Palombo: "Dovremo essere bravi a sfruttare le loro debolezze. Genova è più serena di Firenze"
Angelo Palombo è uno dei tanti ex della gara di Firenze. Intervistato dal sito ufficiale blucerchiato, il nostro capitano cerca di analizzare ogni aspetto tecnico, tattico e ambientale della sfida del Franchi:
"A Firenze torno sempre volentieri: stavolta spero di fargli uno scherzetto ai miei amici. La Fiorentina mi avrebbe voluto? Le voci fanno piacere ma ho firmato qui. E ho detto tutto. Spero di vincerle tutte. So che non sarà possibile, ma comunque ci proveremo a far sempre bene così. Ad essere sincero non ci avrei scommesso una lira su una partenza così. È stato come uscire in mare e prendere un bel branzino: di sicuro una grossa sorpresa, anche per il sottoscritto.
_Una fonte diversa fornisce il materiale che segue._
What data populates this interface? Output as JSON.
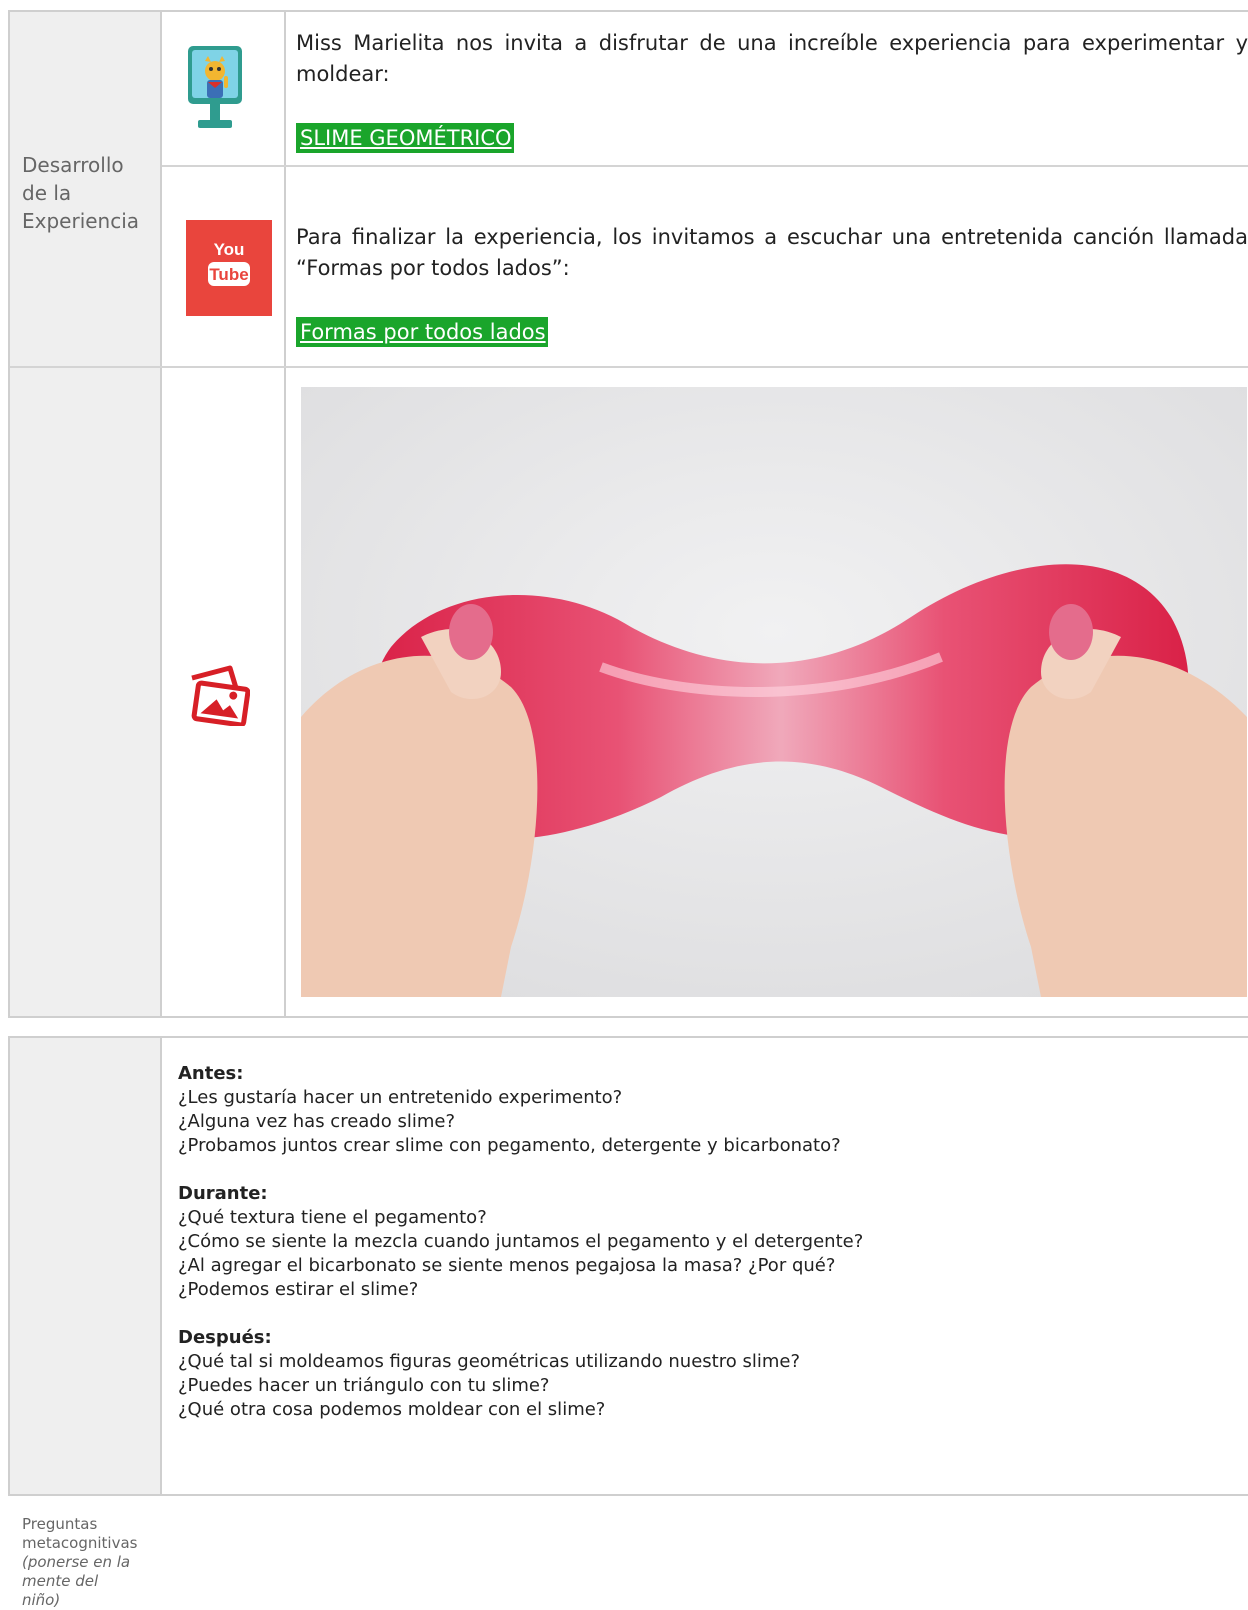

Noi dobbiamo andare in campo e fare bene, nel rispetto dell’avversario, senza sottovalutarlo. La Fiorentina è tanti anni che fa bene, ha grandi giocatori e sarà ancora più difficile strapparle punti perché vorranno prendersi quello che hanno perso. Ripeto, solo giocando come abbiamo fatto sinora potremmo uscire con un risultato positivo. Dovremmo essere bravi a sfruttare le loro debolezze, andare là e giocarci la partita. Quando inizi con qualche polemica, l’ambiente si condiziona inevitabilmente. In tal senso, potremmo avere un vantaggio psicologico: Genova è più serena di Firenze, lì sono quasi asfissianti, si sta bene ma c’è un clima diverso, non è bello quando ci sono momenti di difficoltà. Abbiamo grande rispetto per loro ma paura no, non l’abbiamo di nessuno.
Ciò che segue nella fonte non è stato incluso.